Tradução de Teodoro Rennó Assunção
Heródoto também descreve pelo menos dois tipos de lótus diferentes, um deles seria o comido pelos Lotófagos (velhos conhecidos de quem já leu O Ladrão de Raios):
Um promontório que avança para o mar diante (da região) dos Gindanes é habitado pelos Lotófagos, que vivem comendo unicamente o fruto do lótus. O fruto do lótus é, quanto ao tamanho, como o do lentisco, e, quanto à doçura, parecido com o fruto da palmeira. Os Lotófagos fazem também um vinho deste fruto.
Tradução de Teodoro Rennó Assunção
Olha só, essa para mim é novidade! Pela descrição de Heródoto não parece que os Lotófagos comiam as flores de lótus e sim os seus frutos! Mas será que é isso mesmo? O relato de Teofrasto parece confirmar:
E do lótus a árvore toda é caracteristicamente de bom tamanho, igual ou pouco menor que a de uma pereira; ela tem uma folha recortada como a do carrasqueiro, e sua madeira é negra. dela são múltiplas as espécies, que se diferenciam pelos frutos. O fruto é do tamanho de uma fava, e amadurece, como as uvas, mudando as cores. Ele cresce, como as bagas dos mirtos, junto uns dos outros, compactamente sobre os ramos. Sendo comido, o fruto dos chamados Lotófagos é doce, saboroso, inofensivo e, ainda, bom para o ventre; mas o fruto sem caroço – pois existe também uma tal espécie – é mais saboroso, e dele fazem também um vinho. A árvore é abundante e dá muitos frutos. Ao menos dizem que o exército (em campanha) de Ofelas, quando caminhava para Cartago, dela se alimentou durante muitos dias, quando faltaram víveres.

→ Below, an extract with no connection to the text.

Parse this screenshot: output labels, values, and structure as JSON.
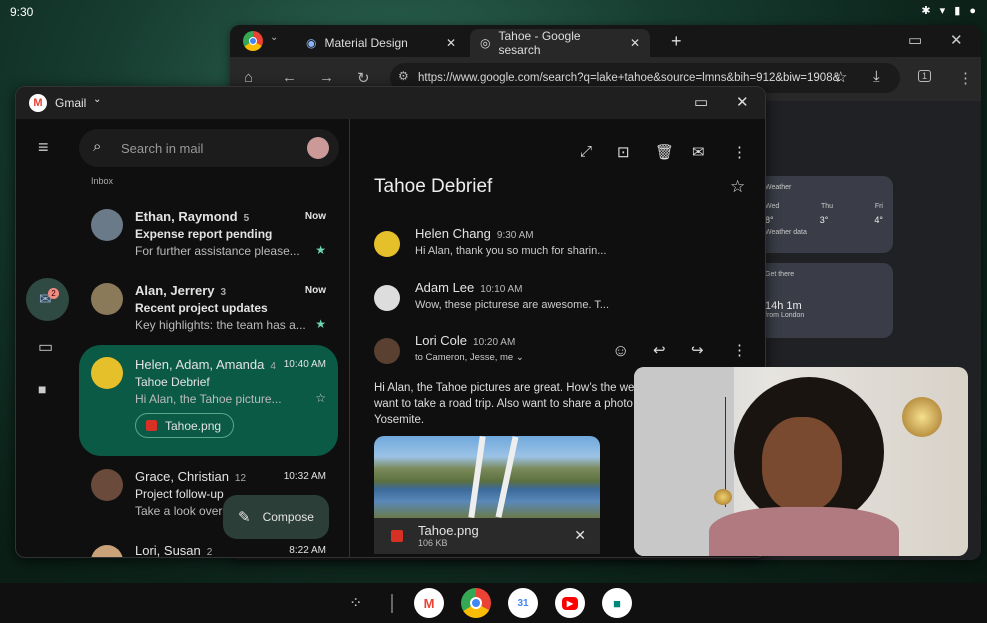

Tradução de Teodoro Rennó Assunção
Com base nas descrições dos antigos, os mortais especialistas em plantas acreditam que a árvore de lótus seria ou o caqui-loto (Diospyros lotus), que é da família dos caquis, ou uma planta da família das jujubas, a Ziziphus lotus. É, aposto que você também descobriu agora que existe uma planta chamada jujuba. E sabe qual divindade tinha uma dessas árvores de lótus sagrada plantada em frente ao seu templo? Juno? Não, Vulcano! Segundo Plínio, o Velho, essa árvore havia sido plantada pelo próprio Rômulo e era tão antiga quanto a própria cidade de Roma, estava tão firme e entranhada nas estruturas da cidade que as suas raízes chegavam até ao Fórum de César.
Até agora descobrimos um monte de coisas interessantes sobre os hábitos alimentares dos Lotófagos, a existência de uma planta chamada jujuba e que em frente ao templo de Vulcano tinha uma árvore de lótus (que provavelmente era um tipo de jujuba ou um caqui), mas nada disso ajudou com a identificação daquela florzinha no cajado de Juno com uma flor de lótus. Nesse momento de dúvida, Heródoto pode nos ajudar novamente, escrevendo sobre outro tipo de lótus:
Quando o rio está cheio e as planícies se tornam um mar, brotam na água muitos lírios, que os Egípcios chamam de lótus. E quando os colhem, secam-nos ao sol, e depois, pilando o que vem do meio do lótus, que é parecido à papoula, fazem dele pães assados no fogo. Também a raiz deste lótus é comestível e bastante doce, sendo redonda, e, quanto ao tamanho, como uma maçã.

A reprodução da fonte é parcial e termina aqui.